Cos'è la spesa per il trasporto e la gestione del contatore?
La spesa per la distribuzione e il trasporto del gas naturale e per la gestione del contatore viene utilizzata per finanziare tutte quelle attività destinate al miglioramento del servizio e si applica al gas consumato. Nella Bolletta 2.0 entrata in vigore il 1° luglio 2025, questa voce confluisce nella macro-sezione "rete e oneri" dello Scontrino dell'energia, con evidenza separata di quota fissa e quota variabile.

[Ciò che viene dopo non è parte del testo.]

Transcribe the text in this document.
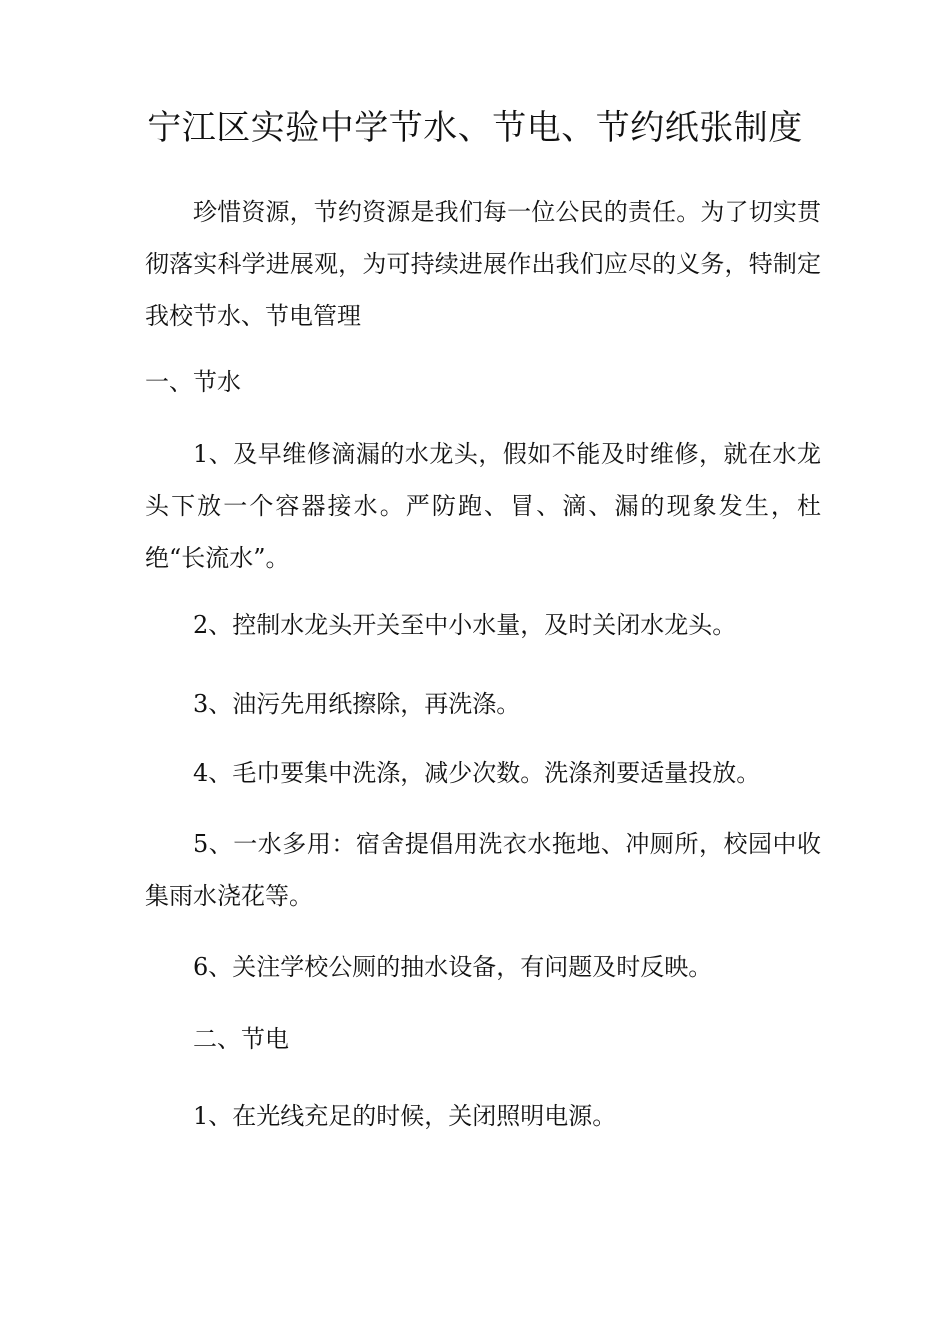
宁江区实验中学节水、节电、节约纸张制度

珍惜资源，节约资源是我们每一位公民的责任。为了切实贯彻落实科学进展观，为可持续进展作出我们应尽的义务，特制定我校节水、节电管理

一、节水

1、及早维修滴漏的水龙头，假如不能及时维修，就在水龙头下放一个容器接水。严防跑、冒、滴、漏的现象发生，杜绝“长流水”。

2、控制水龙头开关至中小水量，及时关闭水龙头。

3、油污先用纸擦除，再洗涤。

4、毛巾要集中洗涤，减少次数。洗涤剂要适量投放。

5、一水多用：宿舍提倡用洗衣水拖地、冲厕所，校园中收集雨水浇花等。

6、关注学校公厕的抽水设备，有问题及时反映。

二、节电

1、在光线充足的时候，关闭照明电源。
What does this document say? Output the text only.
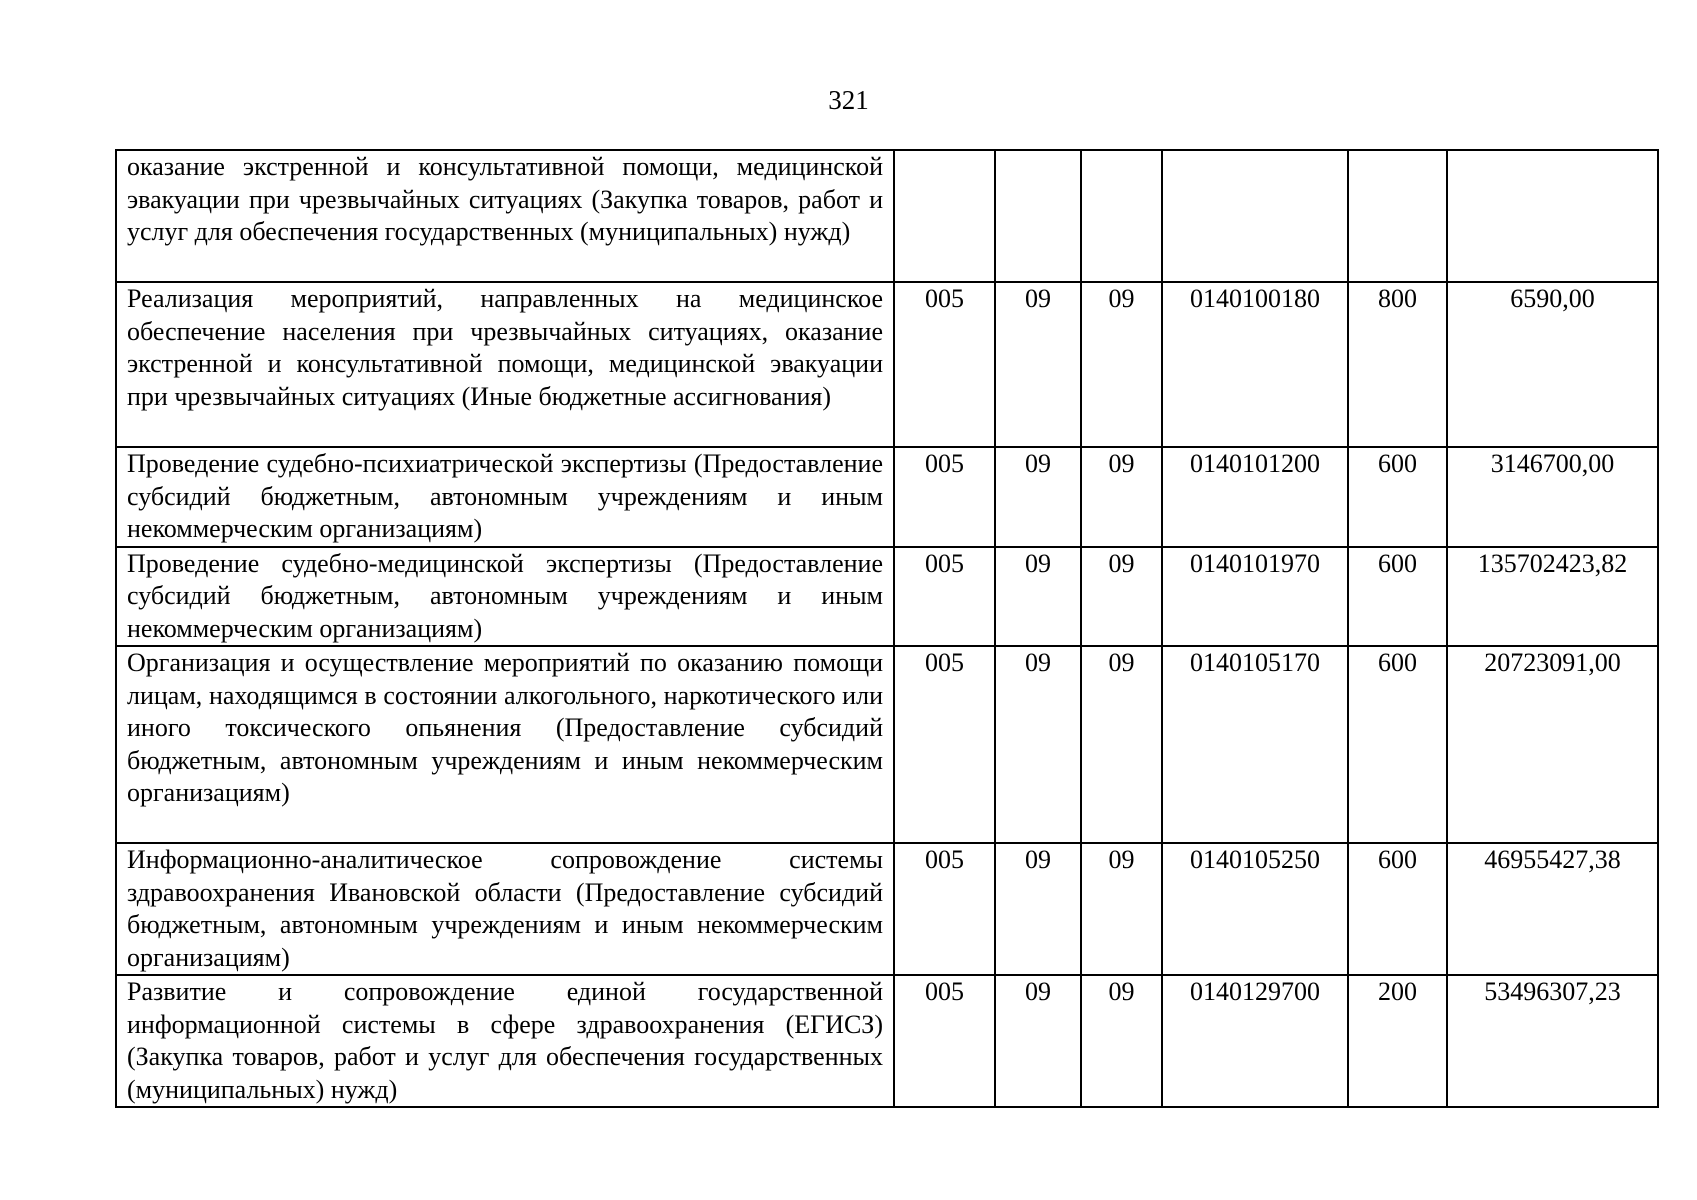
321
оказание экстренной и консультативной помощи, медицинской эвакуации при чрезвычайных ситуациях (Закупка товаров, работ и услуг для обеспечения государственных (муниципальных) нужд)						
Реализация мероприятий, направленных на медицинское обеспечение населения при чрезвычайных ситуациях, оказание экстренной и консультативной помощи, медицинской эвакуации при чрезвычайных ситуациях (Иные бюджетные ассигнования)	005	09	09	0140100180	800	6590,00
Проведение судебно-психиатрической экспертизы (Предоставление субсидий бюджетным, автономным учреждениям и иным некоммерческим организациям)	005	09	09	0140101200	600	3146700,00
Проведение судебно-медицинской экспертизы (Предоставление субсидий бюджетным, автономным учреждениям и иным некоммерческим организациям)	005	09	09	0140101970	600	135702423,82
Организация и осуществление мероприятий по оказанию помощи лицам, находящимся в состоянии алкогольного, наркотического или иного токсического опьянения (Предоставление субсидий бюджетным, автономным учреждениям и иным некоммерческим организациям)	005	09	09	0140105170	600	20723091,00
Информационно-аналитическое сопровождение системы здравоохранения Ивановской области (Предоставление субсидий бюджетным, автономным учреждениям и иным некоммерческим организациям)	005	09	09	0140105250	600	46955427,38
Развитие и сопровождение единой государственной информационной системы в сфере здравоохранения (ЕГИСЗ) (Закупка товаров, работ и услуг для обеспечения государственных (муниципальных) нужд)	005	09	09	0140129700	200	53496307,23
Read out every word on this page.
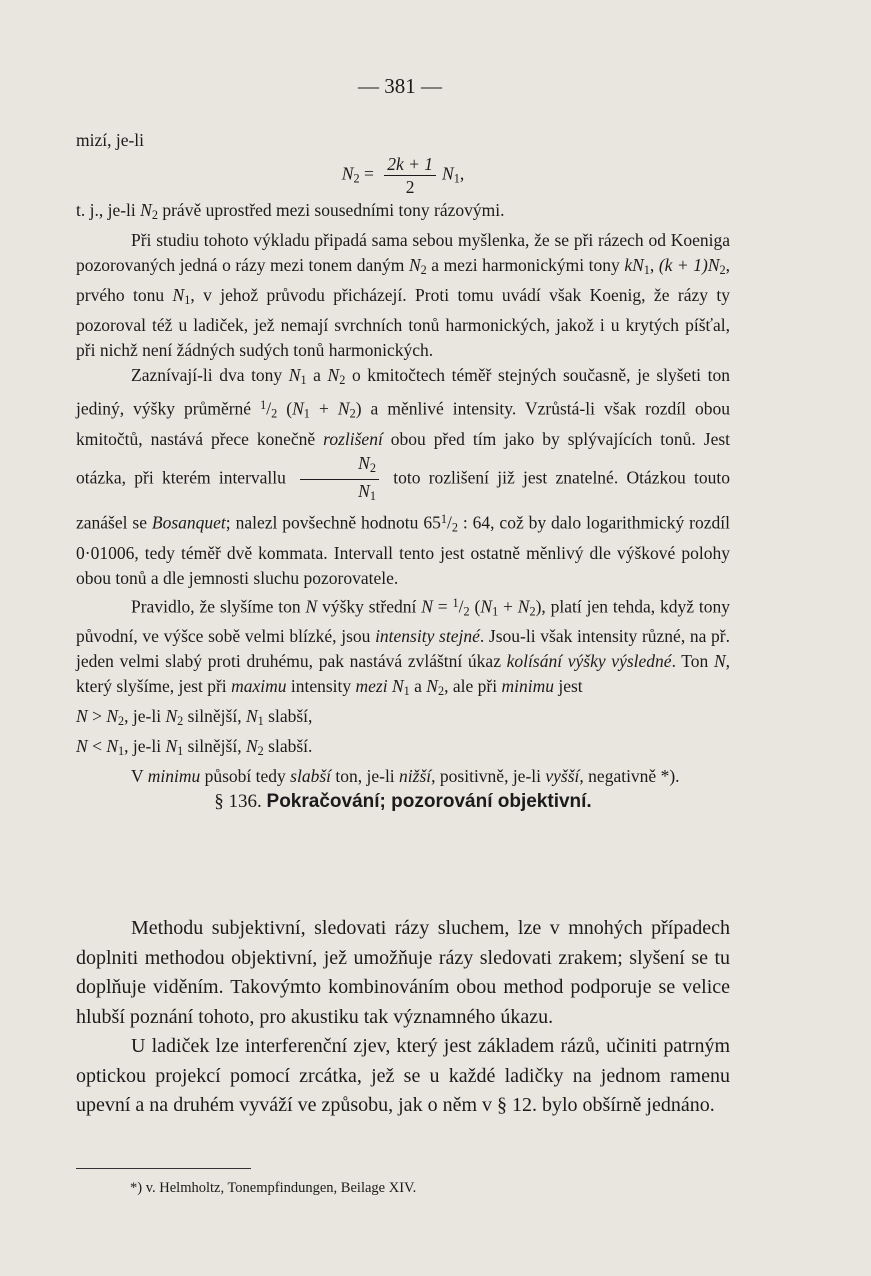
— 381 —

mizí, je-li

$N_2 = \frac{2k + 1}{2} N_1$,

t. j., je-li $N_2$ právě uprostřed mezi sousedními tony rázovými.

Při studiu tohoto výkladu připadá sama sebou myšlenka, že se při rázech od Koeniga pozorovaných jedná o rázy mezi tonem daným $N_2$ a mezi harmonickými tony $kN_1$, $(k + 1)N_2$, prvého tonu $N_1$, v jehož průvodu přicházejí. Proti tomu uvádí však Koenig, že rázy ty pozoroval též u ladiček, jež nemají svrchních tonů harmonických, jakož i u krytých píšťal, při nichž není žádných sudých tonů harmonických.

Zaznívají-li dva tony $N_1$ a $N_2$ o kmitočtech téměř stejných současně, je slyšeti ton jediný, výšky průměrné $^1/_2$ $(N_1 + N_2)$ a měnlivé intensity. Vzrůstá-li však rozdíl obou kmitočtů, nastává přece konečně rozlišení obou před tím jako by splývajících tonů. Jest otázka, při kterém intervallu $\frac{N_2}{N_1}$ toto rozlišení již jest znatelné. Otázkou touto zanášel se Bosanquet; nalezl povšechně hodnotu $65^1/_2$ : 64, což by dalo logarithmický rozdíl 0·01006, tedy téměř dvě kommata. Intervall tento jest ostatně měnlivý dle výškové polohy obou tonů a dle jemnosti sluchu pozorovatele.

Pravidlo, že slyšíme ton N výšky střední $N = ^1/_2$ $(N_1 + N_2)$, platí jen tehda, když tony původní, ve výšce sobě velmi blízké, jsou intensity stejné. Jsou-li však intensity různé, na př. jeden velmi slabý proti druhému, pak nastává zvláštní úkaz kolísání výšky výsledné. Ton N, který slyšíme, jest při maximu intensity mezi $N_1$ a $N_2$, ale při minimu jest

$N > N_2$, je-li $N_2$ silnější, $N_1$ slabší,

$N < N_1$, je-li $N_1$ silnější, $N_2$ slabší.

V minimu působí tedy slabší ton, je-li nižší, positivně, je-li vyšší, negativně *).

§ 136. Pokračování; pozorování objektivní.

Methodu subjektivní, sledovati rázy sluchem, lze v mnohých případech doplniti methodou objektivní, jež umožňuje rázy sledovati zrakem; slyšení se tu doplňuje viděním. Takovýmto kombinováním obou method podporuje se velice hlubší poznání tohoto, pro akustiku tak významného úkazu.

U ladiček lze interferenční zjev, který jest základem rázů, učiniti patrným optickou projekcí pomocí zrcátka, jež se u každé ladičky na jednom ramenu upevní a na druhém vyváží ve způsobu, jak o něm v § 12. bylo obšírně jednáno.

*) v. Helmholtz, Tonempfindungen, Beilage XIV.
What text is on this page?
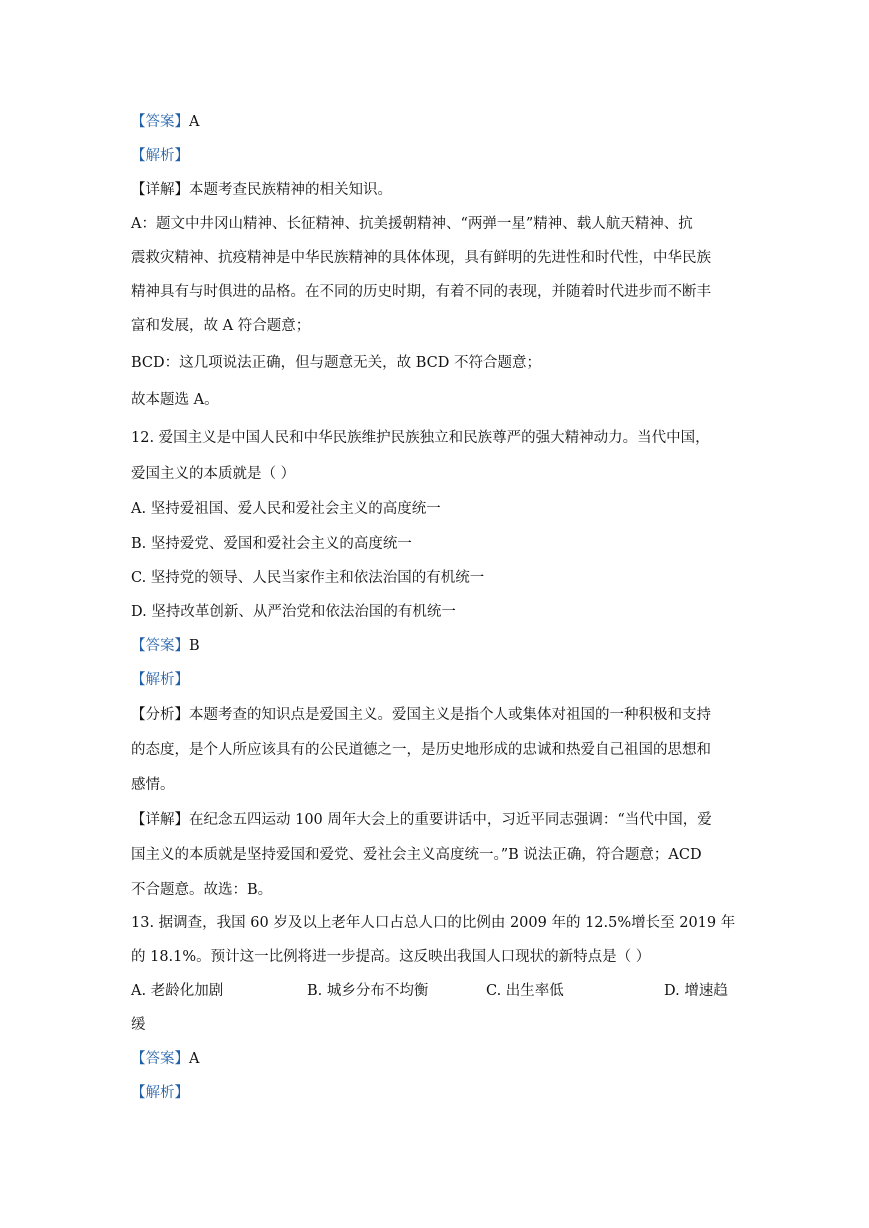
【答案】A
【解析】
【详解】本题考查民族精神的相关知识。
A：题文中井冈山精神、长征精神、抗美援朝精神、“两弹一星”精神、载人航天精神、抗
震救灾精神、抗疫精神是中华民族精神的具体体现，具有鲜明的先进性和时代性，中华民族
精神具有与时俱进的品格。在不同的历史时期，有着不同的表现，并随着时代进步而不断丰
富和发展，故 A 符合题意；
BCD：这几项说法正确，但与题意无关，故 BCD 不符合题意；
故本题选 A。
12. 爱国主义是中国人民和中华民族维护民族独立和民族尊严的强大精神动力。当代中国，
爱国主义的本质就是（ ）
A. 坚持爱祖国、爱人民和爱社会主义的高度统一
B. 坚持爱党、爱国和爱社会主义的高度统一
C. 坚持党的领导、人民当家作主和依法治国的有机统一
D. 坚持改革创新、从严治党和依法治国的有机统一
【答案】B
【解析】
【分析】本题考查的知识点是爱国主义。爱国主义是指个人或集体对祖国的一种积极和支持
的态度，是个人所应该具有的公民道德之一，是历史地形成的忠诚和热爱自己祖国的思想和
感情。
【详解】在纪念五四运动 100 周年大会上的重要讲话中，习近平同志强调：“当代中国，爱
国主义的本质就是坚持爱国和爱党、爱社会主义高度统一。”B 说法正确，符合题意；ACD
不合题意。故选：B。
13. 据调查，我国 60 岁及以上老年人口占总人口的比例由 2009 年的 12.5%增长至 2019 年
的 18.1%。预计这一比例将进一步提高。这反映出我国人口现状的新特点是（ ）
A. 老龄化加剧	B. 城乡分布不均衡	C. 出生率低	D. 增速趋
缓
【答案】A
【解析】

La bolletta del gas metano è formata da quattro componenti principali, ora raggruppate fra "vendita" e "rete e oneri" nello Scontrino dell'energia:
- Spesa per la materia prima gas;
- Spesa per il trasporto e la gestione del contatore;
- Spesa per oneri di sistema;
- Totale imposte e IVA.
Con il nuovo formato standard ARERA la spesa per il trasporto e la gestione del contatore è subito identificabile nello Scontrino dell'energia, secondo la formula quantità × prezzo, come mostrato nell'esempio in foto.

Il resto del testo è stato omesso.